From 7th to 9th grade, I was obsessed with romance novels, reading everything from Lady Chatterley’s Lover to category romances to thick, door-stopper historical epics. By the time Johanna Lindsey’s The Magic of You was published by Avon in June 1993, a rising Junior in high school. I was not as fanatical about reading for fun due to having a full course load at school, with no lunch period and little time for extra-extracurricular activities.

On the day I came upon that blue Elaine Duillo and Fabio step-back paperback at a Waldenbooks in the local mall, I squealed in delight to see it was a sequel to one of my favorite Lindsey books Gentle Rogue.

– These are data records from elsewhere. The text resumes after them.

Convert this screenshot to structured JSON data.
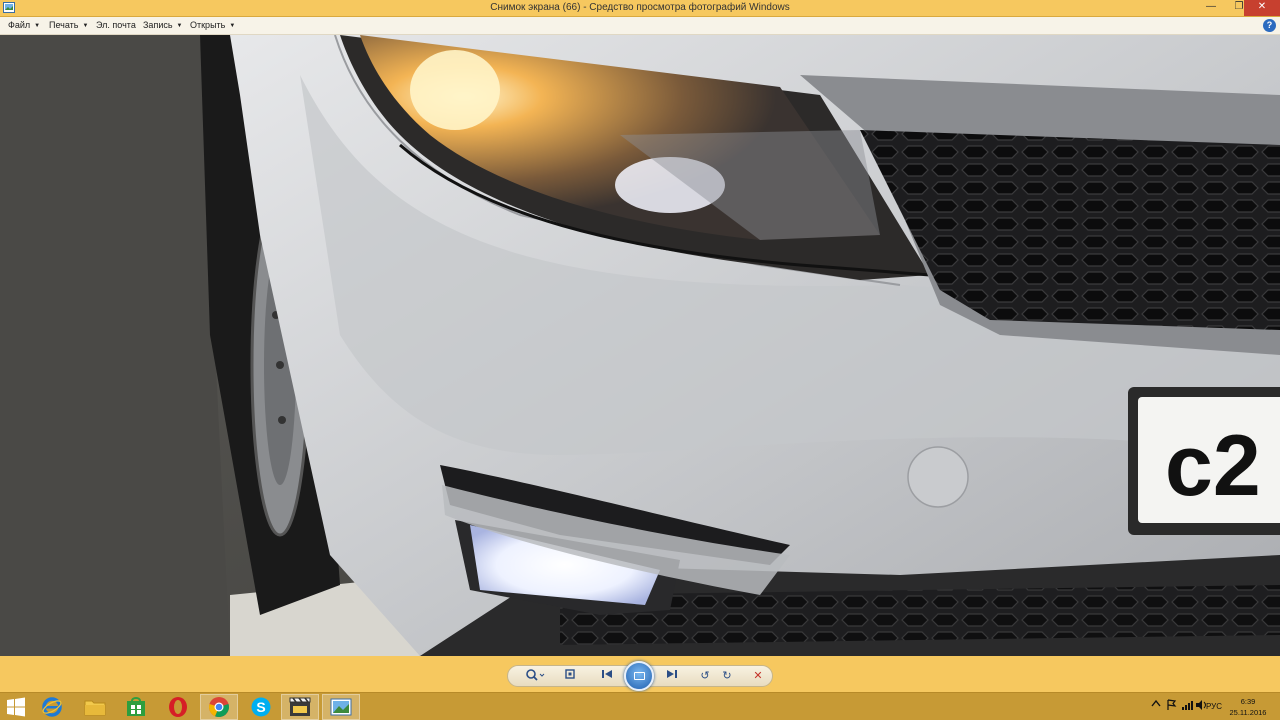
{
  "window": {
    "title": "Снимок экрана (66) - Средство просмотра фотографий Windows",
    "minimize_glyph": "—",
    "maximize_glyph": "❐",
    "close_glyph": "✕"
  },
  "menu": {
    "items": [
      {
        "label": "Файл",
        "has_arrow": true
      },
      {
        "label": "Печать",
        "has_arrow": true
      },
      {
        "label": "Эл. почта",
        "has_arrow": false
      },
      {
        "label": "Запись",
        "has_arrow": true
      },
      {
        "label": "Открыть",
        "has_arrow": true
      }
    ],
    "arrow_glyph": "▼",
    "help_glyph": "?"
  },
  "photo": {
    "plate_text": "c2"
  },
  "toolbar": {
    "zoom_glyph": "🔍",
    "fit_glyph": "⛶",
    "prev_glyph": "⏮",
    "next_glyph": "⏭",
    "rotate_ccw_glyph": "↺",
    "rotate_cw_glyph": "↻",
    "delete_glyph": "✕"
  },
  "taskbar": {
    "apps": [
      "internet-explorer",
      "file-explorer",
      "store",
      "opera",
      "chrome",
      "skype",
      "movie-maker",
      "photo-viewer"
    ],
    "language": "РУС",
    "time": "6:39",
    "date": "25.11.2016"
  },
  "colors": {
    "titlebar": "#f6c85f",
    "taskbar": "#c79a35",
    "close": "#c7402f"
  }
}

I excitedly plunked down $5.99 plus tax (oh my, how expensive books had gotten; only 3 years earlier, a mass-market paperback could go as low as $4) and hurried home to read it.

To do this day, it remains the only book I ever read and finished TWICE in one day.

The Heroine in Pursuit

The heroine-in-pursuit plot seems like such an unusual trope in historicals, or if it isn’t, it’s at least rare in the romance novels I read. More often, it’s the hero pursuing the heroine, if not out of love, because he wants her body. Here, Amy wants it all from Warren: his body, his love, and his laughter. A free-spirited, confident heroine in pursuit of an uptight, stuffed-shirt hero who tries his best to resist the heroine is my absolute favorite trope, and I don’t think I’ve seen it done better in any book than this one.

Lady Amy Malory might be female, but that doesn’t mean she’s any different than her libidinous Malory uncles, even more so than cousin Reggie. She might be a 17-year-old virgin, but she knows what she wants, and that is her uncle-in-law, the brother of her uncle’s James wife, the dour American, Warren Anderson, who is much older at age (I think) 36.

Yes, there’s a considerable age gap between the two, but it doesn’t make any difference here. Amy is strong-willed, determined, witty, and utterly charming. Warren is the complete opposite: a stick-in-the-mud type who was deeply hurt in the past by the woman he loved, so the only woman he has any feelings of consideration for is his sister, Georgina, and his newborn niece, Jacqueline.

The Hero in Flight

Warren hates the Malory family. In particular, his brother-in-law, James. When James Malory compromised his sister, Georgina, it took all five burly Anderson brothers taking turns beating James into a pulp to force him to marry her. James has never forgotten that.

Nor have the Andersons forgotten that James was a pirate who plundered some Anderson family ships. Not to mention that he’s a blasted Englishman, while the Anderson are American. The blood feud runs strong between the two families, despite George and James’s marriage.

So it’s no surprise that Amy’s uncles are vehemently opposed to any union between Warren and Amy. But Amy doesn’t care. She will use all her feminine wiles, all her charm, all the magic of her love to transform bitter Warren into a happy man.

And because she’s a Malory, Warren has met his match.

Final Analysis of The Magic of You

The Magic of You is an imperfect book, I know. It’s not one of Johanna Lindsey’s most well-written historical romance novels, but I loved it. Loved, loved, loved it.